Compensation des loyers impayés avec le dépôt de garantie

Le dépôt de garantie et les loyers sont des créances connexes, par conséquent, le bailleur aura donc la possibilité d’imputer le montant des loyers impayés sur le dépôt de garantie du preneur. Cette compensation devra s’opérer prioritairement sur les loyers postérieurs. En présence d’arriérés de loyers, le bailleur doit impérativement déclarer sa créance pour pouvoir faire éventuellement jouer la compensation avec le dépôt de garantie pour créances connexes.

Par conséquent, si le bailleur n’a pas déclaré sa créance au passif, le dépôt de garantie devra être intégralement remis au liquidateur.

 

Loyers postérieurs au jugement d’ouverture.

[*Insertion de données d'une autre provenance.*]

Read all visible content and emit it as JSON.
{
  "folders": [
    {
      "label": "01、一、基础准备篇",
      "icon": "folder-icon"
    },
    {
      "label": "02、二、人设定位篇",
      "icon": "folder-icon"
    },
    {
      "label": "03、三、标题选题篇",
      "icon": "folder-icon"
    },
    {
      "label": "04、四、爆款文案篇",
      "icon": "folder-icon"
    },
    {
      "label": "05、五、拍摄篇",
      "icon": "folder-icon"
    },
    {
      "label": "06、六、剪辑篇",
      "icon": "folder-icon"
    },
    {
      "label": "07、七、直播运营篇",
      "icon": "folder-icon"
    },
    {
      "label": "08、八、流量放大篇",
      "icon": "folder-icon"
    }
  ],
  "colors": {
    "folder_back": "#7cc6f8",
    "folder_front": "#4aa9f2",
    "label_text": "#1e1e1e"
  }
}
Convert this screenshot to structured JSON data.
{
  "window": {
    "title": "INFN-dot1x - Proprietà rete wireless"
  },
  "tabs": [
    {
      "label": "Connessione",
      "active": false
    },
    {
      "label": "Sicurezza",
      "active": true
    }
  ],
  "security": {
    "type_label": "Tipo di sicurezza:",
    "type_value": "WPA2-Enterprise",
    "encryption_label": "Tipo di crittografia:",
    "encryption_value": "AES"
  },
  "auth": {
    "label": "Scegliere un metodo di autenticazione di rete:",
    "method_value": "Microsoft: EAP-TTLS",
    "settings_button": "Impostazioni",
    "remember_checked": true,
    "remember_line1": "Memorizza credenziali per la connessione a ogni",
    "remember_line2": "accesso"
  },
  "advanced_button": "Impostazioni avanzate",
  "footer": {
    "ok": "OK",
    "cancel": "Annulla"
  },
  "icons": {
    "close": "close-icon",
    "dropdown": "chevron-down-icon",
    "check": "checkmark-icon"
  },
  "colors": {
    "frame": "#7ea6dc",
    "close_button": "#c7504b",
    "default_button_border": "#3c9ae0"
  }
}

Le bailleur devra informer le mandataire liquidateur des loyers postérieurs au jugement d’ouverture de la procédure pour bénéficier de celle-ci. Cette information doit être « portée à la connaissance » de l’administrateur et à défaut, du mandataire judiciaire, dans le délai d’un an à compter de la fin de la période d’observation ou, au plus tard, dans les six mois de la publication de la liquidation judiciaire ou, le cas échéant, dans le délai d’un an à compter de la publication du jugement arrêtant le plan de cession. Le bailleur ne pourra demander la résiliation judiciaire du bail commercial, c’est-à-dire de sa propre initiative.

 

Sort de la clause de solidarité

En cas de cession du droit au bail dans le cadre de la procédure collective, le bailleur perdra automatiquement le bénéfice de la clause de solidarité du cédant envers le cessionnaire. L’article L. 622-15 du code de commerce dispose en effet qu’« en cas de cession du bail, toute clause imposant au cédant des dispositions solidaires avec le cessionnaire est réputée non écrite ».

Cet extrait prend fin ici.